Not only did that #30 spot feel like an utter waste (the de Pazzi thing was something perfect for earlier on as comedy filler), there were still nine people left in the ring when he got dumped out. A flurry of eliminations brought us down to the final five – Alexander Dean, Kid Fite, Andy Wild, Kez Evans and Grado.
Evans eliminates Dean, with the Irishman then wiping out Andy Wild on the apron to send the big man from Fife packing as well. That left Evans, Fite and Grado. Evans saw off Grado while he was firing up, leaving two. It’s the young guy vs the grizzled veteran hoping for his big moment. However, instead of ICW running with that, they have Evans do a false injury angle, which brings out Mark Dallas.
It’s all a ruse! While Fite is distracted, Evans pops back up to hurl him out of the ring and secure his breakout victory.

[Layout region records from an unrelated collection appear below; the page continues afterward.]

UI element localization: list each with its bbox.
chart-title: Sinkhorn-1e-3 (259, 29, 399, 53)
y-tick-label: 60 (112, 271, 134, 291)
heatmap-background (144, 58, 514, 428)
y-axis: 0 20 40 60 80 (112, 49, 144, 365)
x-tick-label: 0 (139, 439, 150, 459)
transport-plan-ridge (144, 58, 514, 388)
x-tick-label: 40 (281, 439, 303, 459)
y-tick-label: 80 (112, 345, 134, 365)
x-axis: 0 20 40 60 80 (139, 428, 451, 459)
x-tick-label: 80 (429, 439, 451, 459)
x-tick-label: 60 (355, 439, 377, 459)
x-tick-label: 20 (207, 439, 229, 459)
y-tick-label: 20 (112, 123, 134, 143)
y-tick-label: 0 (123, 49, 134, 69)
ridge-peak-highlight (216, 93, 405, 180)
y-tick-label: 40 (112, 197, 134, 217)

As I said at the start, this wasn’t awful. I respect ICW for going with a different guy and trying to build up someone organically. The mix of people in the Square Go was good but the pacing was off and the finish was flat. A disappointing end to a largely solid show. **
The Square Go tends to be ICW’s best show of the year, largely because the rumble match at the end puts the title matches at the start, usually making the work more consistent top to bottom. That was largely the case here, with the highlight being Noam Dar vs Stevie Boy. The Square Go might have been a bit flat but this card showed a lot of the future for the promotion and there are stories in place for the next few months, although it’s more than five months until the next big show. Thumbs in the middle from me overall.